A água serve como meio de propagação do som, eliminando a necessidade de compressão ou do contato direto de transdutores com a pele. Um braço robótico realiza a varredura completa em múltiplos ângulos. Em cerca de cinco minutos, o exame é concluído.

Os dados coletados são processados por um software que constrói uma imagem volumétrica tridimensional da mama. O médico pode, então, “navegar pelo interior do tecido, visualizando cortes em diferentes profundidades”. Segundo Carneiro, é como fatiar virtualmente a mama, milímetro a milímetro.

Essa riqueza de detalhes tem um alvo principal: aumentar a detecção de pequenas lesões, especialmente em mulheres com mamas densas, um cenário em que a mamografia convencional encontra mais limitações. Durante os testes, o próprio equipamento já identificou precocemente uma pequena lesão em uma voluntária, que foi confirmada e tratada rapidamente – um episódio que o pesquisador considera “a prova do potencial de salvar vidas”.

Democratização do acesso e o caminho para o SUS
Um dos objetivos centrais do projeto é levar diagnóstico de alta qualidade a regiões com menos acesso a especialistas. As imagens 3D são enviadas para um banco em nuvem e podem ser analisadas à distância por radiologistas via telessaúde. O exame em si pode ser operado por um técnico treinado.

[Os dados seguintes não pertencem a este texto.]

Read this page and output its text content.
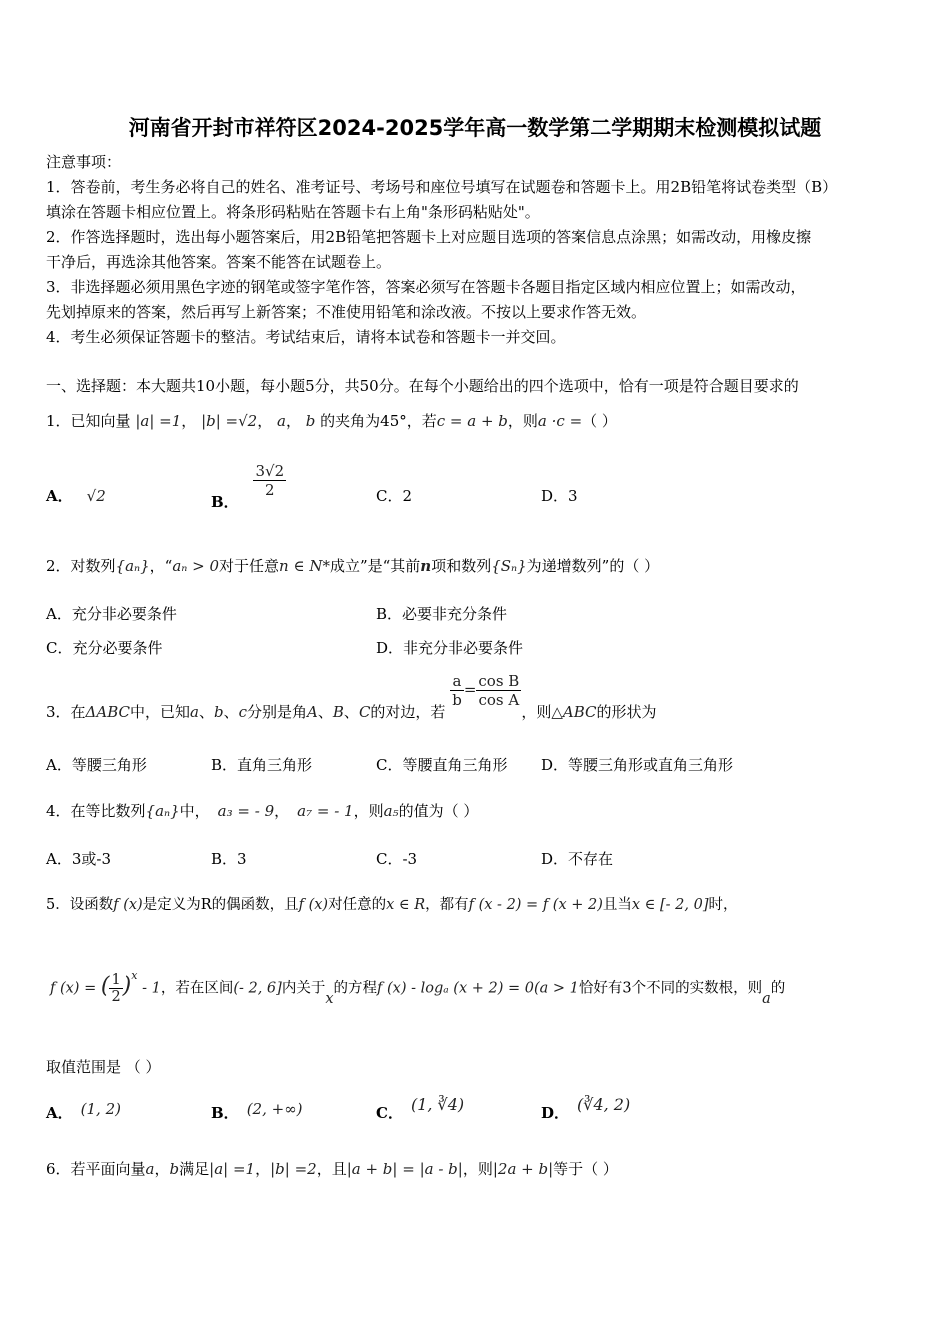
河南省开封市祥符区2024-2025学年高一数学第二学期期末检测模拟试题
注意事项：
1．答卷前，考生务必将自己的姓名、准考证号、考场号和座位号填写在试题卷和答题卡上。用2B铅笔将试卷类型（B）
填涂在答题卡相应位置上。将条形码粘贴在答题卡右上角"条形码粘贴处"。
2．作答选择题时，选出每小题答案后，用2B铅笔把答题卡上对应题目选项的答案信息点涂黑；如需改动，用橡皮擦
干净后，再选涂其他答案。答案不能答在试题卷上。
3．非选择题必须用黑色字迹的钢笔或签字笔作答，答案必须写在答题卡各题目指定区域内相应位置上；如需改动，
先划掉原来的答案，然后再写上新答案；不准使用铅笔和涂改液。不按以上要求作答无效。
4．考生必须保证答题卡的整洁。考试结束后，请将本试卷和答题卡一并交回。
一、选择题：本大题共10小题，每小题5分，共50分。在每个小题给出的四个选项中，恰有一项是符合题目要求的
1．已知向量 |a| =1， |b| =√2， a， b 的夹角为45°，若c = a + b，则a ·c =（ ）
A． √2	B．
$\frac{3√2}{2}$	C．2	D．3
2．对数列{aₙ}，“aₙ > 0对于任意n ∈ N*成立”是“其前n项和数列{Sₙ}为递增数列”的（ ）
A．充分非必要条件	B．必要非充分条件
C．充分必要条件	D．非充分非必要条件
3．在ΔABC中，已知a、b、c分别是角A、B、C的对边，若
$\frac{a}{b} = \frac{\text{cos B}}{\text{cos A}}$
，则△ABC的形状为
A．等腰三角形	B．直角三角形	C．等腰直角三角形 D．等腰三角形或直角三角形
4．在等比数列{aₙ}中， a₃ = - 9， a₇ = - 1，则a₅的值为（ ）
A．3或-3	B．3	C．-3	D．不存在
5．设函数f (x)是定义为R的偶函数，且f (x)对任意的x ∈ R，都有f (x - 2) = f (x + 2)且当x ∈ [- 2, 0]时，
f (x) = ( $\frac{1}{2} )^x - 1$，若在区间(- 2, 6]内关于x的方程f (x) - logₐ (x + 2) = 0(a > 1恰好有3个不同的实数根，则a的
取值范围是 （ ）
A． (1, 2)	B． (2, +∞)	C． (1, ∛4)	D． (∛4, 2)
6．若平面向量a，b满足|a| =1，|b| =2，且|a + b| = |a - b|，则|2a + b|等于（ ）
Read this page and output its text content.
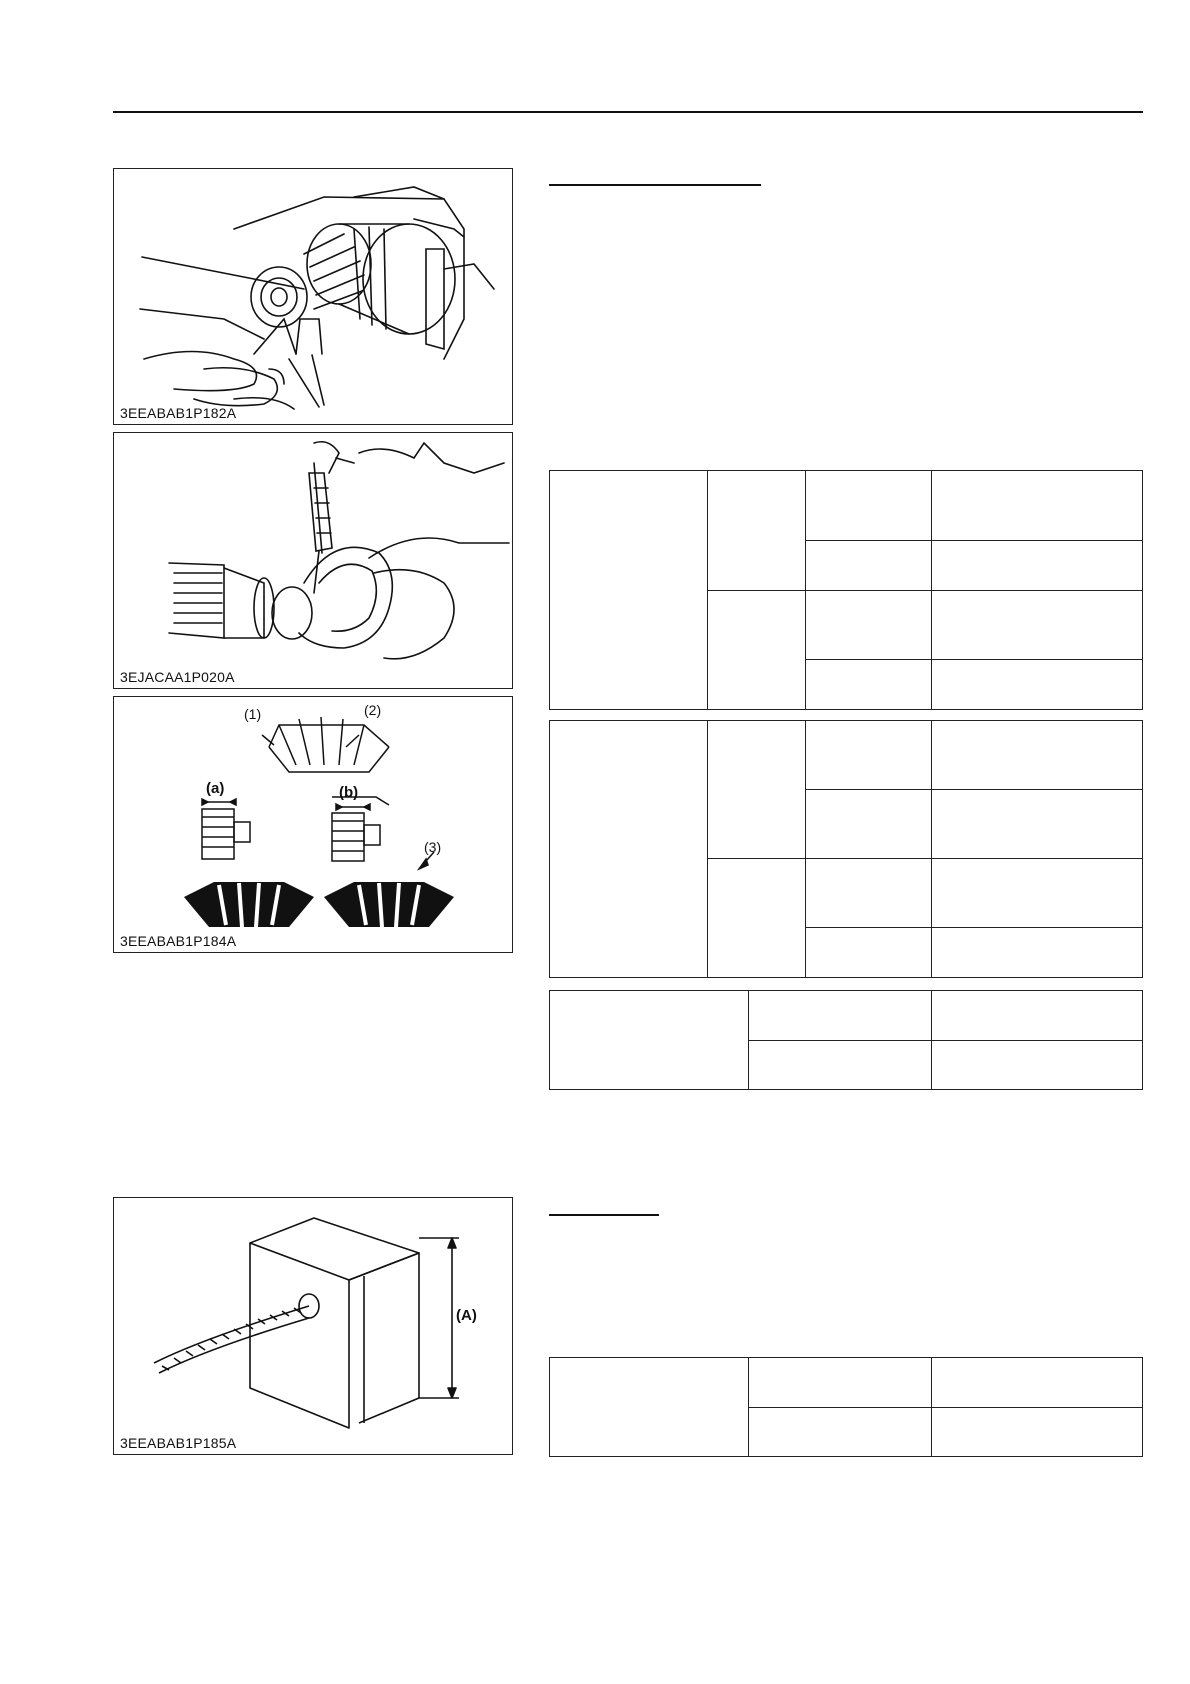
3EEABAB1P182A
3EJACAA1P020A
(1)	(2)
(a)	(b)
(3)
3EEABAB1P184A
(A)
3EEABAB1P185A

“Nosso objetivo é justamente alcançar essas regiões”, afirma Carneiro, referindo-se a áreas do interior do Nordeste e da Amazônia, onde a cobertura de mamografia é baixa. Para acelerar a chegada do TomUS ao Sistema Único de Saúde (SUS), o grupo prepara o lançamento de uma startup em parceria com o Supera Parque de Inovação de Ribeirão Preto.

O projeto, que conta com apoio da Fapesp, CNPq e Capes, além de uma emenda parlamentar, representa um marco para a tecnologia médica nacional. “Não é apenas um tomógrafo”, resume Carneiro. “É o resultado de anos de ciência feita aqui, com o objetivo de cuidar da nossa população.”